Unless you were one of the few who had the foresight to deck out your crib in multiple monitors just before SHTF this past spring, you’ve probably needed to improve your WFH set up just a bit in the months since. And because a large portion of this website’s entire purpose is serving as Steve Harvey to the eternal beauty contest that is comparing Big 4 firms to themselves, we figured we’d take a quick dive and compare firm benefits in one place.
Let’s get down to brass tacks or, in this case, particleboard. It seems some firms have been more generous than others when it comes to outfitting their employees’ work-from-home spaces. Deloitte is the clear winner of this round, handing out a few extra bucks for desks. EY seems to be second, expanding its existing employee wellness fund to allow office equipment purchases such as ergonomic chairs and standing desks (we hear those are life-changing).
Mind you these are the corona-related work-from-home reimbursements we’re aware of, different offices may have different policies and new hires may be able to snag additional benefits upon onboarding.
- PwC – no specific home office equipment reimbursement policy but can request a monitor from the firm
- KPMG – 20% discount on some office essentials through an office equipment site
- EY – can use employee wellness fund for a 75% reimbursement up to $500 on office equipment, $175 monitor budget
- Deloitte – $300 subsidy for necessary work from home equipment, though some offices are reporting an allowance of $500
As far as we know, none of the big firms are providing any meal reimbursements for staff working from home as a rule. Although I’m sure everyone around here would love to say firms are just cheaping out on meals this year and blaming the Rona, it’s a bit more complicated than that.
In March, KPMG covered the issue of meal reimbursement in its ‘Compensation and benefits concerns in uncertain times—telecommuting and other items’ report [PDF]:
During times of business-as-usual, some employers provide office premises meals to their employees that are fully or partially excludable from the employees’ income. The meals may be excludable from income as a result of, for example, geographical isolation of the office, employees required to be on call during the workday, or during a busy season of the employer’s business that requires teams to work extended hours at the office. In addition, the rules around income exclusion for employer-operated eating facilities are very specific and typically require being on the employer premises. Generally, whether employer-provided meals may be excluded from employee income is a fact-specific analysis, unique to each employer and business.

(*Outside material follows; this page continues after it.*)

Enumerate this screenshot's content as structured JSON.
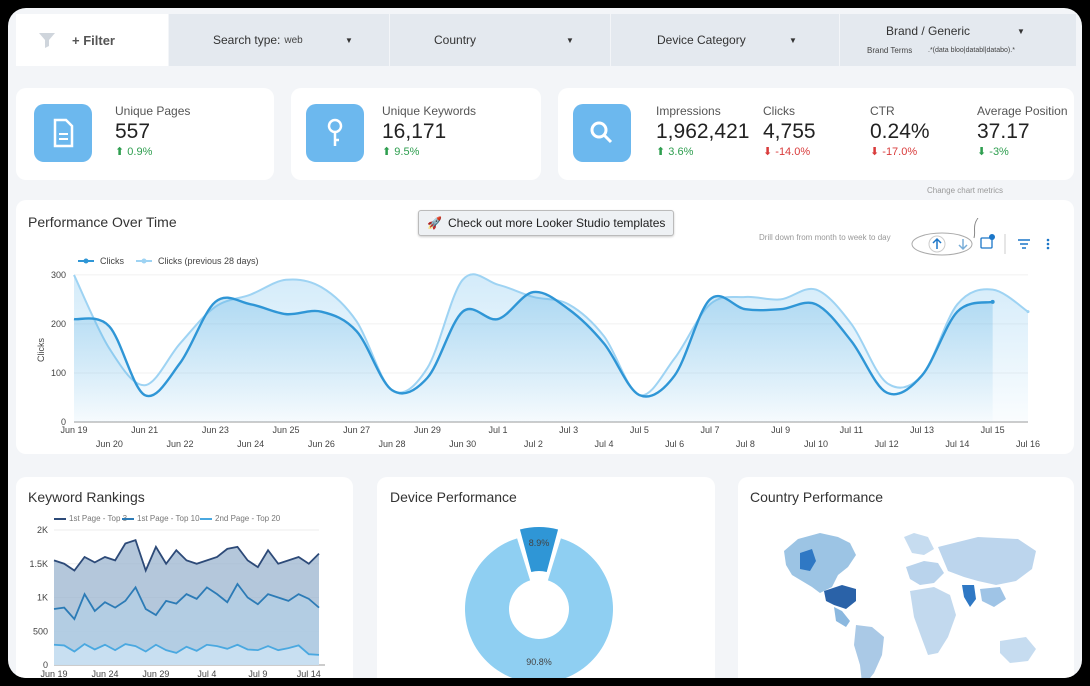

When employees are no longer working together in the office, the analysis around whether the cost of meals can be excluded from employee income necessarily takes a different shape. Although an argument could potentially be made that the employer business premises have shifted to the individual’s home, the same considerations that resulted in the meals being excludible from income may no longer apply, and the meals may become taxable. For example, meals consumed during business meetings among a group of employees may have been excludible from employee income as a de minimis fringe benefit for occasional group meals. With meetings taking place instead online or over the phone—although employees may still sit down for a meal in conjunction with the meeting—it may not be considered a group meal excludable from income.

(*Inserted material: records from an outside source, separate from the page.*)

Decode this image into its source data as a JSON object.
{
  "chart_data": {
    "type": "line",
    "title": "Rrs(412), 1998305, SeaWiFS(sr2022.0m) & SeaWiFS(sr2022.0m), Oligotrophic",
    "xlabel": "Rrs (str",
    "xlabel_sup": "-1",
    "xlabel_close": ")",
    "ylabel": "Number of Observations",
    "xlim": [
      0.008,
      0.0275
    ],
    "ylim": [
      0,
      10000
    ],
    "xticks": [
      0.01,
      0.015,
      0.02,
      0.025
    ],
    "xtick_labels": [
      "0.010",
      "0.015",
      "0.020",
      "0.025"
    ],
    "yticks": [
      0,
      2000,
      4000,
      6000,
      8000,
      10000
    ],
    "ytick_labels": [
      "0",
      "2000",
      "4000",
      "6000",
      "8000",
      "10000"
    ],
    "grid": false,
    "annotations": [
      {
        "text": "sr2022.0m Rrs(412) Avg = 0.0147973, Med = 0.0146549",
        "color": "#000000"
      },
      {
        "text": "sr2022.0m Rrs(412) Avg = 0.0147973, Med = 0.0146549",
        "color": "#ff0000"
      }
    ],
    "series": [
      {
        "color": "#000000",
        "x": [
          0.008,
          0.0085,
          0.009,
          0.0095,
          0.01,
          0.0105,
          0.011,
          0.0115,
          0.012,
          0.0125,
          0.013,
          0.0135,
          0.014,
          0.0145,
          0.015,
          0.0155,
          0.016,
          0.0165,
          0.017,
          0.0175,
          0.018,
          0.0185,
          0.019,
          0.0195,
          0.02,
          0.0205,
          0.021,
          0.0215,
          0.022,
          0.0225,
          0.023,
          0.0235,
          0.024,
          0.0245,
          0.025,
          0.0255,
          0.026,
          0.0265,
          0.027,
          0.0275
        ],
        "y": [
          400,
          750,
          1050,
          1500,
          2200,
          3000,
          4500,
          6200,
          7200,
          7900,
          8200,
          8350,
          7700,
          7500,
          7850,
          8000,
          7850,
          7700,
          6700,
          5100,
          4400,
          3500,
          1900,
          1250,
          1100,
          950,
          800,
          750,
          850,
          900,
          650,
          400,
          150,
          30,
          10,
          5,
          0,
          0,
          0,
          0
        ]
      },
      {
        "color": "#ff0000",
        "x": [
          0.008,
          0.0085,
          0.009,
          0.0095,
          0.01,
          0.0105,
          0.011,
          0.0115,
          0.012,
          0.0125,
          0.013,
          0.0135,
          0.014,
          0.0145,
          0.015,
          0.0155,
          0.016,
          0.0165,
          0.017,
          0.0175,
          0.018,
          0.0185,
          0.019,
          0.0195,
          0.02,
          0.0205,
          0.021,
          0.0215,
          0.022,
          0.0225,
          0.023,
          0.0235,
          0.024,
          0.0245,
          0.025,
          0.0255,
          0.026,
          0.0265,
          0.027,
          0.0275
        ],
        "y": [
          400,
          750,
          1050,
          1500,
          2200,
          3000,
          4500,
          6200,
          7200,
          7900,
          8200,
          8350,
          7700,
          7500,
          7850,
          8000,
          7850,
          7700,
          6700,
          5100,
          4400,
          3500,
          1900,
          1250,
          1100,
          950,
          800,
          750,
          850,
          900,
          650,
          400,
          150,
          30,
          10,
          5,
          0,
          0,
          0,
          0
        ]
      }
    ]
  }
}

The report goes on to say that “these changes may affect working individuals who have grown accustomed to having certain meals provided and now have to provide those meals on their own,” which feels like some veiled insult that implies y’all are incapable of feeding yourselves.
Your inability to prepare a meal aside, don’t expect firms to cover those exorbitant Uber Eats bills anytime soon. Not unless the tax rules change anytime soon, that is.
Did anyone consider rolling their office chair out when they were sent home in March?